An employee engagement and rewards company consults with clients to identify ways to drive customer and employee loyalty through planning, organizing, and executing incentive programs, travel, and events.
This company looked to expand service offerings to include performing data analysis on customers’ data. Analyzing data would provide these customers with actionable insights that they could not previously obtain, speeding up the customer’s return on investment and strengthening this company’s customer relationships.
Large Volume of Point of Sale Data With Limited Analytic Capabilities
One particular customer provided this company with a large amount of point-of-sale data. The rewards company proposed performing a market basket analysis on the data to identify purchasing trends, allowing the customer to better understand consumers and influence purchasing decisions. The rewards company’s previous attempts to analyze the 185 million rows of sales data were cumbersome and limited:
Only a subset of the data could be analyzed, which required the assumption that the sampling was a proper representation of the dataset as a whole.
It was extremely time-intensive; Even from the limited subset, an analyst could only process a further limited number of rows at a time, so the analysis required multiple iterations, reviews, and deduplication to actually derive the baskets needed to attempt to identify trends.
This employee engagement and rewards company partnered with Zirous to evaluate current limitations and determine how to quickly deliver a custom solution that would provide new analytic possibilities and operational insights.
The teams worked together to:
- Understand business goals and current architecture
- Identify all data sources and formats
- Assist and empower the company’s in-house resources
- Implement a sustainable data analytics solution
The forward-thinking development resulted in a flexible design that allows for additional sources to be added in the future with minimal impact on existing processes.
Increased Resource Availability
Data analysis previously took hours, required a lot of manual effort by data analysts, and was only performed on a subset of the data. By utilizing the processing power a Big Data platform offers, the entirety of the 185+ million rows of point-of-sale data was analyzed in under 10 minutes.
Additionally, filters now quickly recalculate market baskets on segments of the data based on date range, store number, product type, and more.

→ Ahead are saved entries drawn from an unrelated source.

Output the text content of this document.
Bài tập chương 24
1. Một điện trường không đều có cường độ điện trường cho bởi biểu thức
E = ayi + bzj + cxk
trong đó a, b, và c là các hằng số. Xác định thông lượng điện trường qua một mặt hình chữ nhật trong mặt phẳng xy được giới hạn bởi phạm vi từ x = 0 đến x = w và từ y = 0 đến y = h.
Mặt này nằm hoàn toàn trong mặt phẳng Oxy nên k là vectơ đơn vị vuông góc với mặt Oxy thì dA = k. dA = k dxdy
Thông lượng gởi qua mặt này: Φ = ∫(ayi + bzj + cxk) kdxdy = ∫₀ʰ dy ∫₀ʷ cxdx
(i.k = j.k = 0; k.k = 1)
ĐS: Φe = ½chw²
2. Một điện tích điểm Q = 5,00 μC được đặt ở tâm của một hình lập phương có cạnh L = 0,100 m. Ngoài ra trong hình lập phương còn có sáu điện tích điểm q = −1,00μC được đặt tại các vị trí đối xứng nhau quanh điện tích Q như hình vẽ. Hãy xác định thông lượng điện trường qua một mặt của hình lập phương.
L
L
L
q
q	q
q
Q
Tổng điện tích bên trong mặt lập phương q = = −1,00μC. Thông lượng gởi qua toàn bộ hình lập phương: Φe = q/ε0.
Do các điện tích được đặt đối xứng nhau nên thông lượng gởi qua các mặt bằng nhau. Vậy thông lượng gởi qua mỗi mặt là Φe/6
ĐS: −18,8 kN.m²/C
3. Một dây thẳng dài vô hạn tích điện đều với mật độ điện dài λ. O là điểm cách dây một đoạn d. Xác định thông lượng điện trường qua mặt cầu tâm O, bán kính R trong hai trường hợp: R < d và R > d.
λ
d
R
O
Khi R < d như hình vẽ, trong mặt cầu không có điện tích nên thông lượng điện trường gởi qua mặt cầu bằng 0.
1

This company’s new data analytics architecture opens up new revenue streams and enables them to offer value to customers they were unable to provide before.
It also provides the company with a sustainable architecture to perform their own internal analytics that can tangibly prove the cost benefits of their services. All of this additionally contributes to strengthening their customer relationships.
The development of this platform was done in modular form to allow the addition of future data sources without disrupting the current design.
Implementation of a Hortonworks platform provided a predictive and prescriptive analytical tool with Nifi continuously ingests point-of-sale data into Hive from the company’s network file storage location, and then also stores it in Hortonworks Data File Storage (HDFS).
Once imported, the Zeppelin notebooking tool performs analysis over the entire dataset using SQL queries that run against the Hive tables.